While the federal government pays the full cost of SNAP benefits, it splits the costs of administering the program with the States, which operate the program.
In its 1996 federal welfare reform law, Congress first passed the work requirements and three-month limit on benefits for unemployed, able-bodied adults without dependents (ABAWDs). But the law granted States the ability to request waivers to the work requirements and three-month limit if the State -- or part of the State -- is experiencing an unemployment rate above 10 percent, or does not have enough jobs for the SNAP recipients who reside there.
In the challenged rule, the U.S. Department of Agriculture sought to impose new limits on States’ ability to obtain waivers, even though Congress has repeatedly rejected such limits, most recently in 2018.
In January 2020, New Jersey, 19 other States, the District of Columbia, and New York City sued to overturn the rule, asserting that it undermined Congress’ intent for the food-stamp program, and that USDA had violated the federal rulemaking process. The coalition asked the court to halt implementation of the rule immediately to avoid hurting individuals who rely on the program for food assistance and States that administer it.
In March 2020, the court granted the coalition’s request in part, enjoining the scheduled April 1 implementation of significant portions of the rule while the case proceeded.

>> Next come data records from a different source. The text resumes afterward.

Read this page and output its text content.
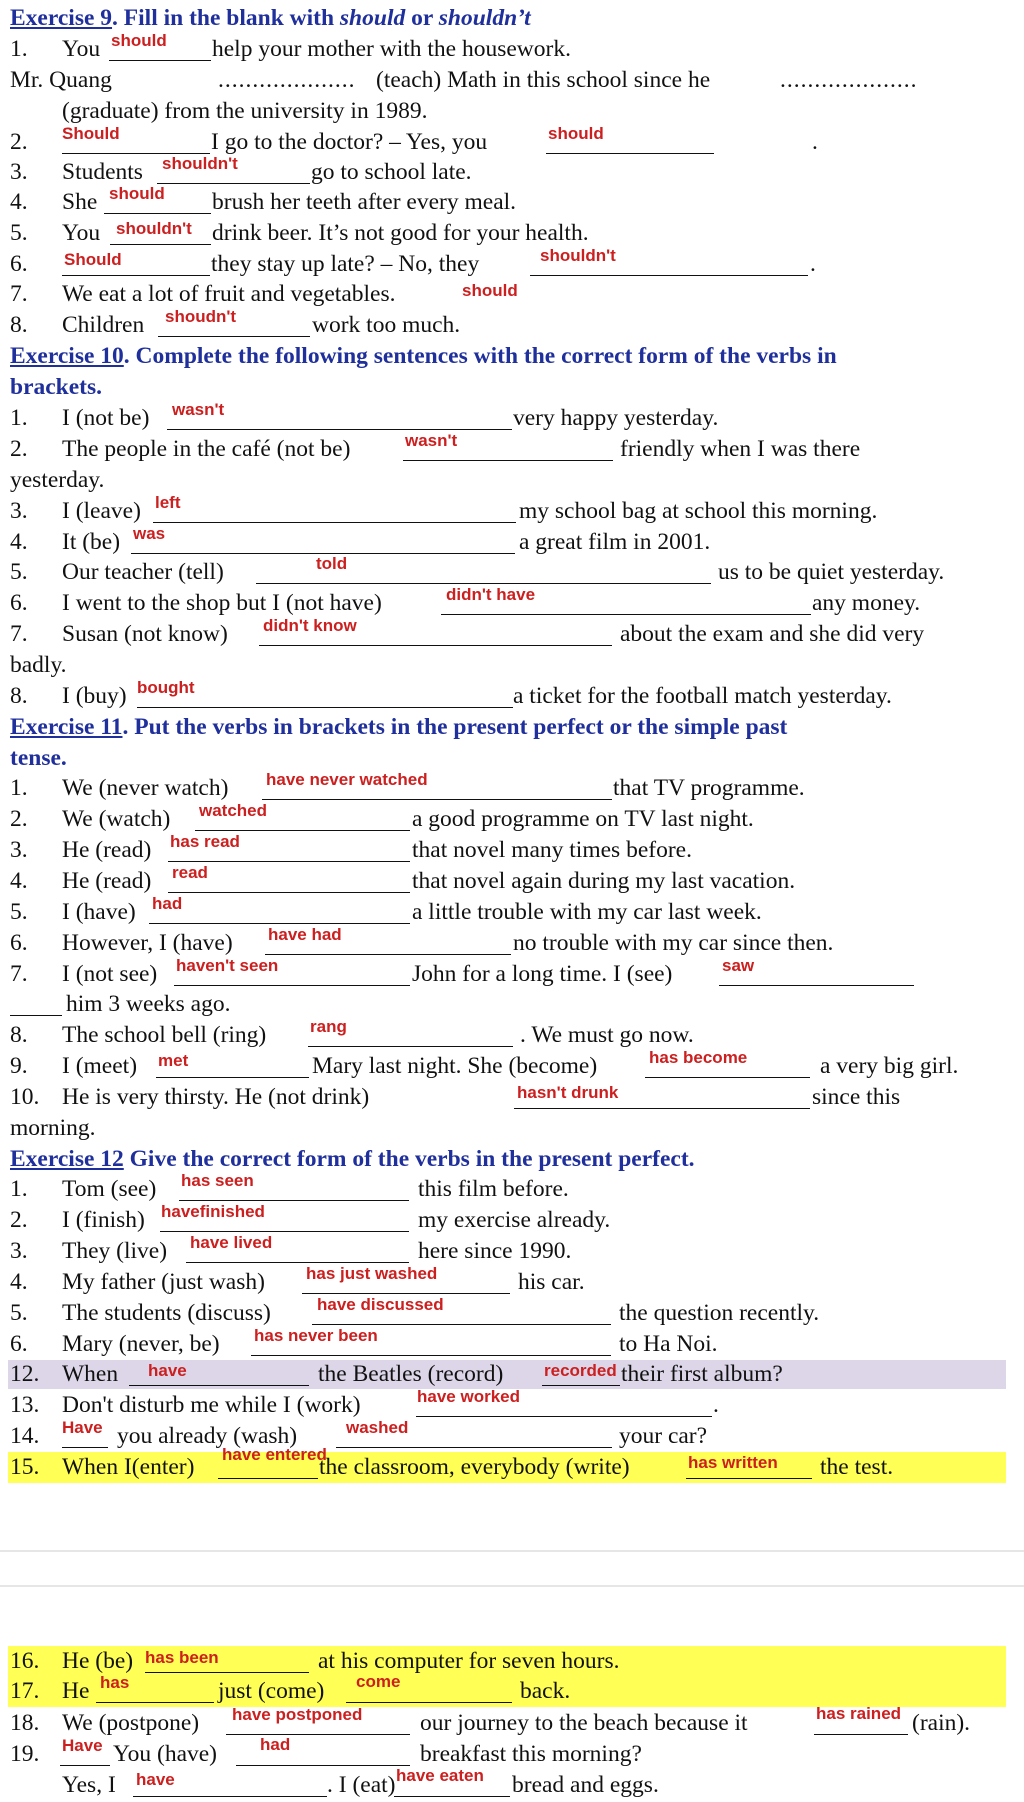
Exercise 9. Fill in the blank with should or shouldn’t
1. You should help your mother with the housework.
Mr. Quang	.................... (teach) Math in this school since he	....................
(graduate) from the university in 1989.
2. Should	I go to the doctor? – Yes, you	should	.
3. Students shouldn't	go to school late.
4. She should brush her teeth after every meal.
5. You shouldn't drink beer. It’s not good for your health.
6. Should	they stay up late? – No, they	shouldn't	.
7. We eat a lot of fruit and vegetables.	should
8. Children shoudn't	work too much.
Exercise 10. Complete the following sentences with the correct form of the verbs in
brackets.
1. I (not be) wasn't	very happy yesterday.
2. The people in the café (not be)	wasn't	friendly when I was there
yesterday.
3. I (leave) left	my school bag at school this morning.
4. It (be) was	a great film in 2001.
5. Our teacher (tell)	told	us to be quiet yesterday.
6. I went to the shop but I (not have)	didn't have	any money.
7. Susan (not know) didn't know	about the exam and she did very
badly.
8. I (buy) bought	a ticket for the football match yesterday.
Exercise 11. Put the verbs in brackets in the present perfect or the simple past
tense.
1. We (never watch) have never watched	that TV programme.
2. We (watch) watched	a good programme on TV last night.
3. He (read) has read	that novel many times before.
4. He (read) read	that novel again during my last vacation.
5. I (have) had	a little trouble with my car last week.
6. However, I (have) have had	no trouble with my car since then.
7. I (not see) haven't seen	John for a long time. I (see)	saw
him 3 weeks ago.
8. The school bell (ring)	rang	. We must go now.
9. I (meet) met	Mary last night. She (become)	has become	a very big girl.
10. He is very thirsty. He (not drink)	hasn't drunk	since this
morning.
Exercise 12 Give the correct form of the verbs in the present perfect.
1. Tom (see) has seen	this film before.
2. I (finish) havefinished	my exercise already.
3. They (live) have lived	here since 1990.
4. My father (just wash) has just washed	his car.
5. The students (discuss)	have discussed	the question recently.
6. Mary (never, be) has never been	to Ha Noi.
12. When have	the Beatles (record) recorded their first album?
13. Don't disturb me while I (work)	have worked	.
14. Have you already (wash)	washed	your car?
15. When I(enter) have entered
the classroom, everybody (write)	has written the test.
16. He (be) has been	at his computer for seven hours.
17. He has	just (come) come	back.
18. We (postpone) have postponed our journey to the beach because it	has rained (rain).
19. Have You (have)	had	breakfast this morning?
Yes, I have	. I (eat) have eaten bread and eggs.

In October 2020, the court issued a 67-page decision striking down the rule in its entirety.
The U.S. Department of Justice appealed prior to the change in administrations. Earlier this week, however, the Department asked the U.S. Court of Appeals for the D.C. Circuit to dismiss its appeal, and the Court did so on Tuesday.
As a result, the district court decision striking down the USDA rule is final, and the SNAP benefits reductions will not go into effect.
The coalition that challenged the Trump Administration SNAP rule included Attorney General Grewal, as well as the Attorneys General of the District of Columbia, New York, California, Colorado, Connecticut, Hawaii, Illinois, Maine, Maryland, Massachusetts, Michigan, Minnesota, Nevada, New Mexico, Oregon, Pennsylvania, Rhode Island, Vermont, and Virginia. The City of New York also participated.
Building on these efforts to defend SNAP from the Trump Administration’s attempted rollback, Attorney General Grewal joined a multistate letter to Congress last week in support of the Improving Access to Nutrition Act. If enacted, the bill would eliminate limitations on the time period during which ABAWDs can access SNAP benefits.
The coalition letter argues that those limitations have proven ineffective in encouraging employment, and serve only to prevent those who cannot find work from accessing essential nutrition. It also notes that the process by which States can seek waivers from the prescribed time limits creates significant administrative burdens on States, and that the requisite data is not always available. Additionally, passing the Improving Access to Nutrition Act would prevent future administrations from attempting to cut off nutritional assistance through rulemaking.